Regenwälder in Afrika
Der Regenwald in Afrika zieht sich entlang des Äquators durch das Zentrum des Kontinents und Teile des südlichen Westen. Den größten Anteil haben die Staaten Ruanda, beide Kongostaaten, Kamerun, Gabun, Nigeria, Elfenbeinküste und Liberia. Den wichtigsten Part für die Artenvielfalt in Flora und Fauna hat das Kongobecken. Das Kongobecken bildet nach dem südamerikanischen Regenwald die größte zusammenhängende Fläche an Urwald weltweit.

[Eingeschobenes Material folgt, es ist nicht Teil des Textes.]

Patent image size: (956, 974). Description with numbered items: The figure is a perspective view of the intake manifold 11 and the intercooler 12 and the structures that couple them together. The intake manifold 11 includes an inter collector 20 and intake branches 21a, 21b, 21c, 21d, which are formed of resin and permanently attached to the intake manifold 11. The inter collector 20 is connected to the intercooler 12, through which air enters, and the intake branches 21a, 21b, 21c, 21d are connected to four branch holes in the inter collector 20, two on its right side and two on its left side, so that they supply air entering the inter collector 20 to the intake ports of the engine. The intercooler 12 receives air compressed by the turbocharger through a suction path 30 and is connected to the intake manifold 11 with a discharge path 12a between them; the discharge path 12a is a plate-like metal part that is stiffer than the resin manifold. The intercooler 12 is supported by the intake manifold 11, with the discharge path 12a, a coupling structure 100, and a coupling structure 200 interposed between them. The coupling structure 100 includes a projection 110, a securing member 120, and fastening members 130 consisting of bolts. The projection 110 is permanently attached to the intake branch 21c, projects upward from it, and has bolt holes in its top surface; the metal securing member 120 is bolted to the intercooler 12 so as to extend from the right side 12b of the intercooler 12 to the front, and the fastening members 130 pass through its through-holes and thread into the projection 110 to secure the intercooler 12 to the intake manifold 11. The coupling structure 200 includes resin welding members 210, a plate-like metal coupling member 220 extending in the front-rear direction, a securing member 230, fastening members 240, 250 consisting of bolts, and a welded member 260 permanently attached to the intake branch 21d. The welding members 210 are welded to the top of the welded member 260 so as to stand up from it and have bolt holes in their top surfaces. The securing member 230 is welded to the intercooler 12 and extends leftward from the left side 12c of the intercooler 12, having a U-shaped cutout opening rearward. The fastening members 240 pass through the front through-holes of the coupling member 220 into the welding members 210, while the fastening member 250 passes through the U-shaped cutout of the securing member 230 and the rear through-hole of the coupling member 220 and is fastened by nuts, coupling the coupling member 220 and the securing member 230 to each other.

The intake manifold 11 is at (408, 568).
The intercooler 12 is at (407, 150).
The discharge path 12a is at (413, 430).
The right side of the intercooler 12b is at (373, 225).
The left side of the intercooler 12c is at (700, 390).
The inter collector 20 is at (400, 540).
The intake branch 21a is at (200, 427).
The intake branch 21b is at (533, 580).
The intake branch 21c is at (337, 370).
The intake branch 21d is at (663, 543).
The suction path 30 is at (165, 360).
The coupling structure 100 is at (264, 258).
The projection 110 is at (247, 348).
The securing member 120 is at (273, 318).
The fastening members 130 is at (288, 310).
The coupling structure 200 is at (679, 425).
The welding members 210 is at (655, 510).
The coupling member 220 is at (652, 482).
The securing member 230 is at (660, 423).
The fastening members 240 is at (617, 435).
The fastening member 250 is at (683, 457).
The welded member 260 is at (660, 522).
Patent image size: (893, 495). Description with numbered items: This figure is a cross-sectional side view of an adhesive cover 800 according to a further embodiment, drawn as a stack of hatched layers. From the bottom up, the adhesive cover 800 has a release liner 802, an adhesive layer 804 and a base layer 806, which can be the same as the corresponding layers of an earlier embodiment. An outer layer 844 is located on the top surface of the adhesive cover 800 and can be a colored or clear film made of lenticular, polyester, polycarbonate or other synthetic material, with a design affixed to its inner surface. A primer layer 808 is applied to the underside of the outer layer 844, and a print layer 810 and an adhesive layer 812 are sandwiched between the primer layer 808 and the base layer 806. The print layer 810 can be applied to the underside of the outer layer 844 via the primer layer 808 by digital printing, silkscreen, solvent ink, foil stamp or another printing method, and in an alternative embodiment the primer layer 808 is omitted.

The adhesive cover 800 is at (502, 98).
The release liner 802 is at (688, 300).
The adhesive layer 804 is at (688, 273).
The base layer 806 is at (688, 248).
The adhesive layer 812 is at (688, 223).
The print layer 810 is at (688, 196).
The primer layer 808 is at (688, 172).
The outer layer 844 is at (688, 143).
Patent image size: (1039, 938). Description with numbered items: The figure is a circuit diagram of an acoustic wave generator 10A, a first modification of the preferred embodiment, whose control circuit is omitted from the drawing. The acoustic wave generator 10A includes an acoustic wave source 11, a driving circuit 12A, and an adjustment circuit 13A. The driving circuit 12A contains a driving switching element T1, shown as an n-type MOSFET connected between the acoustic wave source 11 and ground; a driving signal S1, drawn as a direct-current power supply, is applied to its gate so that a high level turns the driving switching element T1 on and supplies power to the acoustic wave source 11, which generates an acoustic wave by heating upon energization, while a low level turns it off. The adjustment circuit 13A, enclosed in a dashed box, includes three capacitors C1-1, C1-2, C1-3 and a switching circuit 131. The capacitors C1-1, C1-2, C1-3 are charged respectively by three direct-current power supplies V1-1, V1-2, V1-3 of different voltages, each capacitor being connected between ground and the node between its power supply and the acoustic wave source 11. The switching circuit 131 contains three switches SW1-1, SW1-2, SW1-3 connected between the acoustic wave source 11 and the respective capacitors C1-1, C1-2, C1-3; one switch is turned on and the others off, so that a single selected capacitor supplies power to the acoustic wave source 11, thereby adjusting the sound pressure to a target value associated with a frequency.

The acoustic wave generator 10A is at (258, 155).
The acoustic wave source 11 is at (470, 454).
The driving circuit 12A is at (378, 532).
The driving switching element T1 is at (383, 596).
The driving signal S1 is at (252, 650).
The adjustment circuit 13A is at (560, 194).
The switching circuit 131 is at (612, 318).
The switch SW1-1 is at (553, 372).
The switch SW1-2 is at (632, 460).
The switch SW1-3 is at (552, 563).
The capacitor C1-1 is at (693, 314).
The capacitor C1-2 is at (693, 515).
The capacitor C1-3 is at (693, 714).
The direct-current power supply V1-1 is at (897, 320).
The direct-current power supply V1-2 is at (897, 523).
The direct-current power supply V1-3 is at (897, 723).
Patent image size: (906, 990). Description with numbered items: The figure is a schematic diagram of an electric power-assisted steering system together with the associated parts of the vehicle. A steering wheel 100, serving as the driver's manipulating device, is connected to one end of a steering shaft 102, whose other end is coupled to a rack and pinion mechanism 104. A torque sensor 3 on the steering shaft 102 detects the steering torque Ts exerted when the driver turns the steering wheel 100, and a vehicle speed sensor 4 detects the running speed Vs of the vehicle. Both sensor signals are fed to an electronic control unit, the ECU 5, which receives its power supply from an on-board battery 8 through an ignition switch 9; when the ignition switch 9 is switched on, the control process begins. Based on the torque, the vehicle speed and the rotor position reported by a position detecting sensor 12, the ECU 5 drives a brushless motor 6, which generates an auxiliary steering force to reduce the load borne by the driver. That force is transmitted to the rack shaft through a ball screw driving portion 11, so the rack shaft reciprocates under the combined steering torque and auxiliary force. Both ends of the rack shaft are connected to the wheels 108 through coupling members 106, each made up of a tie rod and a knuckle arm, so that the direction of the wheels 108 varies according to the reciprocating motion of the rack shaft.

In einem typischen Regenwald verlaufen die unterschiedlichen Pflanzenschichten in einer vertikalen Ausdehnung. Die Humusschicht bildet die Bodenfläche. Sie ist eine Mischung aus Wurzelwerk, Bakterien und Pilzen. Darüber liegen die Bodendecker wie z. B. Moose und Farne abgeschirmt von den Sträuchern. Die Baumstufen untergliedern sich noch einmal in niedrige Bäume, Kronendach und Überständer, die mit ihren rund 60 Metern noch zu einem Drittel über die durchschnittliche Höhe des Baumdachs hinausragen. Es gibt alleine im Kongobecken über 600 verschiedene Baumarten darunter auch edle Nutzhölzer wie Ebenholz, Mahagoni und Teak. Ein völlig neues Gesicht zu den üblichen Tieflandregenwäldern zeigt zum Beispiel der Nyungwe Wald in Ruanda. Er gehört zu den selteneren Bergregenwäldern, die oftmals auch als Nebelwälder betitelt werden und zeichnet sich bei seiner Lage auf ca. 1500 Meter durch einen erhöhten Niederschlag aus. Nyungwe besitzt rund 100 verschiedene Orchideenarten, wobei viele von diesen nur dort vorkommen.